Cas sighed inwardly. He truly hated that name. He gestured toward the fire and the stool beside it. “Please.”

“Just for a moment.” Lady Noa seated herself while her son flopped down on the grass by her feet. The boy had curly brown hair and round cheeks, red from the cold. Cas wished the same for Clara. Good health and few cares besides a treat freely offered. He could see Clara now, walking hand in hand with Lena toward the cooking tent. Lady Noa brought his attention back to his own fire. “I’ve never been to the mountains before.”

“Do you like it here?”

“It is cold,” Lady Noa confessed, and Cas smiled again. “But beautiful. There are colors here one does not see on the islands.”

A chill wind sent leaves scattering through the clearing. Cas tossed another stick onto the fire. “You’ll only see the flame trees in the mountains.” Here in the woods, they were surrounded by them. “It’s my favorite season, autumn.”

“We don’t have seasons as you do here. We have rain, or we do not have rain. Have you been to the southern islands?”

“Not yet, Lady.”

“Well, when you do, you will stay with us. Our home is open to you, Lord Cassiapeus. Agreed?”

Our home. Cas tried to conjure up an image of Lord Noa and failed. He had been away from court too long. “Agreed.”

“Good.”

Her hood covered much of her hair. Cas had thought it blond at first, rare in a kingdom where black hair was dominant. But it was white. Cas had seen such a thing before: a person’s hair changed in a day, color and life gone from it. He did not have to ask Lady Noa if she had suffered some great loss. The answer was there. On her face, her hair, for all to see. It was only when she reached up to touch her hood self-consciously that he realized he was staring.

Cas bowed. “Apologies. I didn’t mean to be rude.”

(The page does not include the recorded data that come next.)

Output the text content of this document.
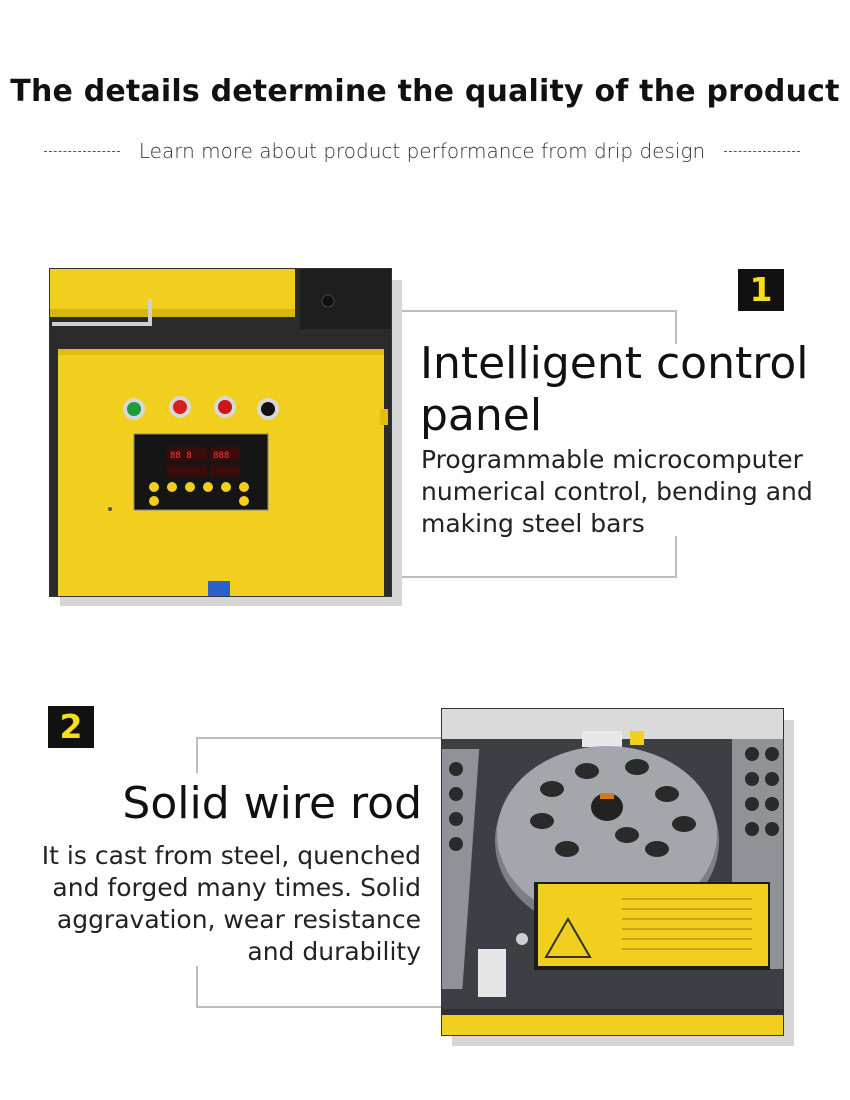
The details determine the quality of the product
Learn more about product performance from drip design
88 8 888
1
Intelligent control panel
Programmable microcomputer numerical control, bending and making steel bars
2
Solid wire rod
It is cast from steel, quenched and forged many times. Solid aggravation, wear resistance and durability
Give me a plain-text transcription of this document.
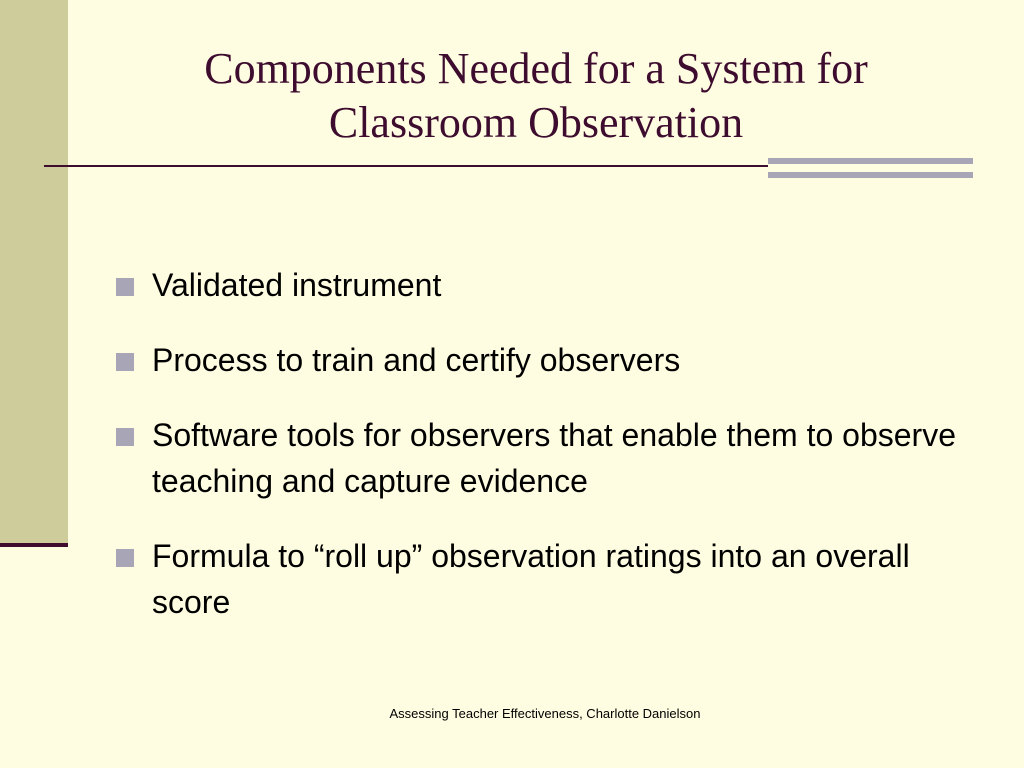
Components Needed for a System for
Classroom Observation
Validated instrument
Process to train and certify observers
Software tools for observers that enable them to observe teaching and capture evidence
Formula to “roll up” observation ratings into an overall score
Assessing Teacher Effectiveness, Charlotte Danielson
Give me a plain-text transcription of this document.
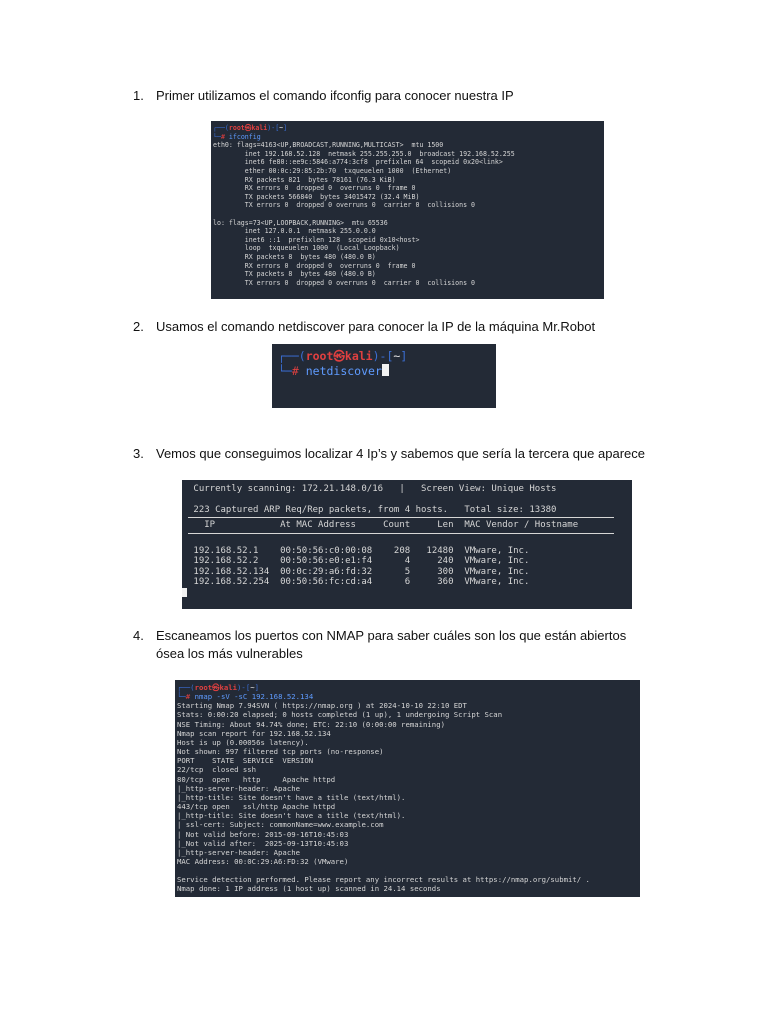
1. Primer utilizamos el comando ifconfig para conocer nuestra IP
┌──(root㉿kali)-[~]
└─# ifconfig
eth0: flags=4163<UP,BROADCAST,RUNNING,MULTICAST>  mtu 1500
inet 192.168.52.128  netmask 255.255.255.0  broadcast 192.168.52.255
inet6 fe80::ee9c:5846:a774:3cf8  prefixlen 64  scopeid 0x20<link>
ether 00:0c:29:85:2b:70  txqueuelen 1000  (Ethernet)
RX packets 821  bytes 78161 (76.3 KiB)
RX errors 0  dropped 0  overruns 0  frame 0
TX packets 566840  bytes 34015472 (32.4 MiB)
TX errors 0  dropped 0 overruns 0  carrier 0  collisions 0
lo: flags=73<UP,LOOPBACK,RUNNING>  mtu 65536
inet 127.0.0.1  netmask 255.0.0.0
inet6 ::1  prefixlen 128  scopeid 0x10<host>
loop  txqueuelen 1000  (Local Loopback)
RX packets 8  bytes 480 (480.0 B)
RX errors 0  dropped 0  overruns 0  frame 0
TX packets 8  bytes 480 (480.0 B)
TX errors 0  dropped 0 overruns 0  carrier 0  collisions 0
2. Usamos el comando netdiscover para conocer la IP de la máquina Mr.Robot
┌──(root㉿kali)-[~]
└─# netdiscover
3. Vemos que conseguimos localizar 4 Ip’s y sabemos que sería la tercera que aparece
Currently scanning: 172.21.148.0/16   |   Screen View: Unique Hosts
223 Captured ARP Req/Rep packets, from 4 hosts.   Total size: 13380
IP            At MAC Address     Count     Len  MAC Vendor / Hostname
192.168.52.1    00:50:56:c0:00:08    208   12480  VMware, Inc.
192.168.52.2    00:50:56:e0:e1:f4      4     240  VMware, Inc.
192.168.52.134  00:0c:29:a6:fd:32      5     300  VMware, Inc.
192.168.52.254  00:50:56:fc:cd:a4      6     360  VMware, Inc.
4. Escaneamos los puertos con NMAP para saber cuáles son los que están abiertos ósea los más vulnerables
┌──(root㉿kali)-[~]
└─# nmap -sV -sC 192.168.52.134
Starting Nmap 7.94SVN ( https://nmap.org ) at 2024-10-10 22:10 EDT
Stats: 0:00:20 elapsed; 0 hosts completed (1 up), 1 undergoing Script Scan
NSE Timing: About 94.74% done; ETC: 22:10 (0:00:00 remaining)
Nmap scan report for 192.168.52.134
Host is up (0.00056s latency).
Not shown: 997 filtered tcp ports (no-response)
PORT    STATE  SERVICE  VERSION
22/tcp  closed ssh
80/tcp  open   http     Apache httpd
|_http-server-header: Apache
|_http-title: Site doesn't have a title (text/html).
443/tcp open   ssl/http Apache httpd
|_http-title: Site doesn't have a title (text/html).
| ssl-cert: Subject: commonName=www.example.com
| Not valid before: 2015-09-16T10:45:03
|_Not valid after:  2025-09-13T10:45:03
|_http-server-header: Apache
MAC Address: 00:0C:29:A6:FD:32 (VMware)
Service detection performed. Please report any incorrect results at https://nmap.org/submit/ .
Nmap done: 1 IP address (1 host up) scanned in 24.14 seconds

“There’s no need. My hair was as dark as his, not too long ago.” Lady Noa reached down, smoothed her son’s curls absently. The boy licked his fingers clean. “Loss is a part of life, my lord Cassiapeus, and grief is constant. It is unbearable at first. Then you find you can indeed bear it. Over and over again. As many times as necessary.”

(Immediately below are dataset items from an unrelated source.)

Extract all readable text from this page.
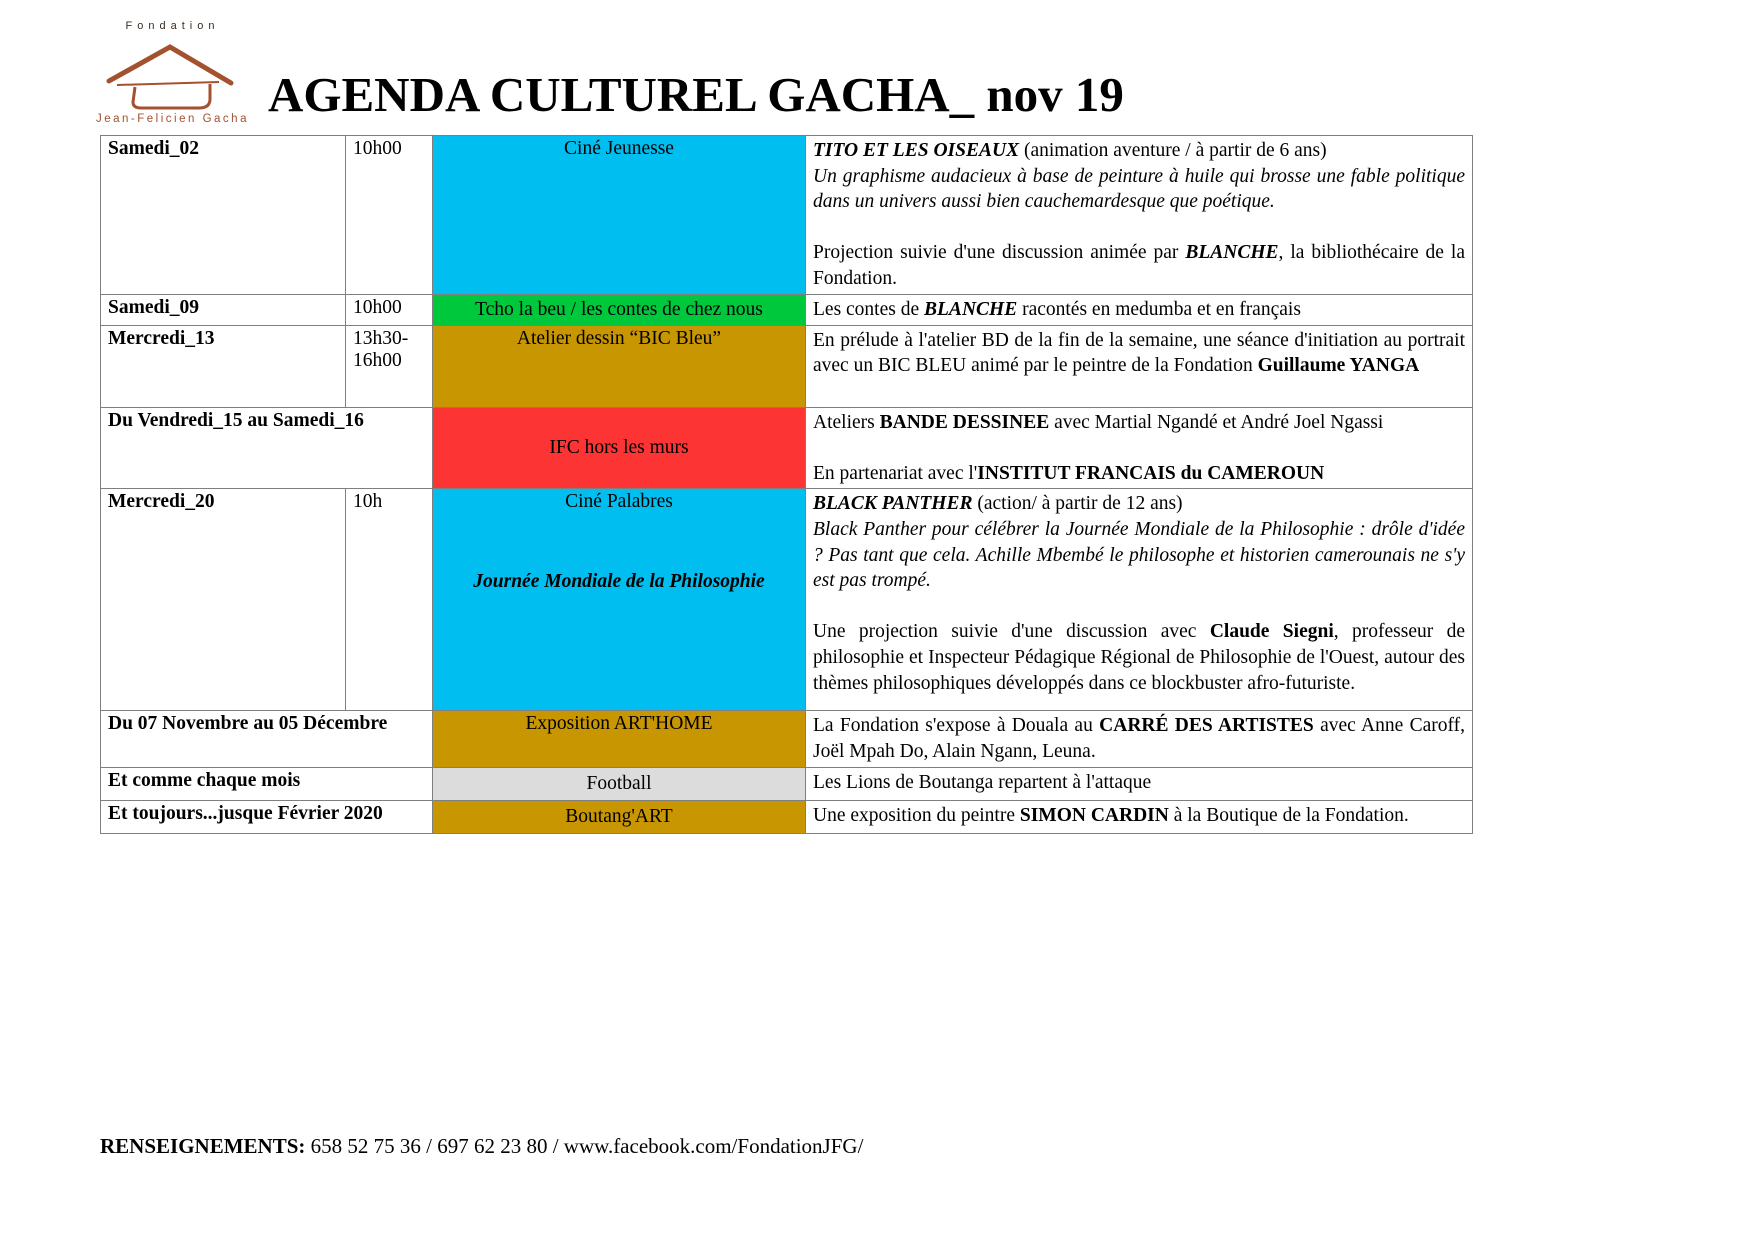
Fondation
Jean-Felicien Gacha AGENDA CULTUREL GACHA_ nov 19
Samedi_02	10h00	Ciné Jeunesse	TITO ET LES OISEAUX (animation aventure / à partir de 6 ans)
Un graphisme audacieux à base de peinture à huile qui brosse une fable politique dans un univers aussi bien cauchemardesque que poétique.

Projection suivie d'une discussion animée par BLANCHE, la bibliothécaire de la Fondation.

Samedi_09	10h00	Tcho la beu / les contes de chez nous	Les contes de BLANCHE racontés en medumba et en français

Mercredi_13	13h30-16h00	Atelier dessin “BIC Bleu”	En prélude à l'atelier BD de la fin de la semaine, une séance d'initiation au portrait avec un BIC BLEU animé par le peintre de la Fondation Guillaume YANGA

Du Vendredi_15 au Samedi_16		IFC hors les murs	Ateliers BANDE DESSINEE avec Martial Ngandé et André Joel Ngassi

En partenariat avec l'INSTITUT FRANCAIS du CAMEROUN

Mercredi_20	10h	Ciné Palabres
Journée Mondiale de la Philosophie

BLACK PANTHER (action/ à partir de 12 ans)
Black Panther pour célébrer la Journée Mondiale de la Philosophie : drôle d'idée ? Pas tant que cela. Achille Mbembé le philosophe et historien camerounais ne s'y est pas trompé.

Une projection suivie d'une discussion avec Claude Siegni, professeur de philosophie et Inspecteur Pédagique Régional de Philosophie de l'Ouest, autour des thèmes philosophiques développés dans ce blockbuster afro-futuriste.

Du 07 Novembre au 05 Décembre		Exposition ART'HOME	La Fondation s'expose à Douala au CARRÉ DES ARTISTES avec Anne Caroff, Joël Mpah Do, Alain Ngann, Leuna.

Et comme chaque mois		Football	Les Lions de Boutanga repartent à l'attaque

Et toujours...jusque Février 2020		Boutang'ART	Une exposition du peintre SIMON CARDIN à la Boutique de la Fondation.
RENSEIGNEMENTS: 658 52 75 36 / 697 62 23 80 / www.facebook.com/FondationJFG/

His parents, his friends, his freedom. Looking into the fire, Cas said quietly, “Yes.”

The boy threw the mangled sugar cane into the fire, setting off sparks, and demanded, “More!”

“Of course, darling. Here, have two.” Lady Noa retrieved two canes from her cloak. He snatched them from her without a word of thanks, and Cas felt his eye twitch. “I really shouldn’t indulge him. It’s nearly supper.”

Around them travelers settled in for the evening. Laughter amid crackling fires. A whistling wind. Cas was glad for the warmth of his cloak, the sleeve of which Bittor had mended beautifully. Just then, someone called out in the distance. One voice joined by others. Gradually, their shouts formed a single recognizable word: Luis!

Lady Noa’s head turned at the sound. Her expression changed. All traces of sadness vanished. She rose, her words brisk. “Time to go now, darling.”

The little boy had also turned toward the cries. He stood, sugar cane clutched in each fist. “Mama,” he called, his back to Lady Noa.

Mama? But wasn’t Lady Noa . . . ? Cas looked at the boy. He looked at Lady Noa, who smiled.

She said softly, “I wanted to meet you, my lord of Palmerin. I was curious. And upset, I will admit it. I did not like having to flee your city in such a way. It was undignified.”

Cas held himself very still as she spoke. Lady Noa no longer sounded as though she were from the southern islands. The lilt to her voice had gone. Her accent was of the north, the far north, in the kingdom of Brisa.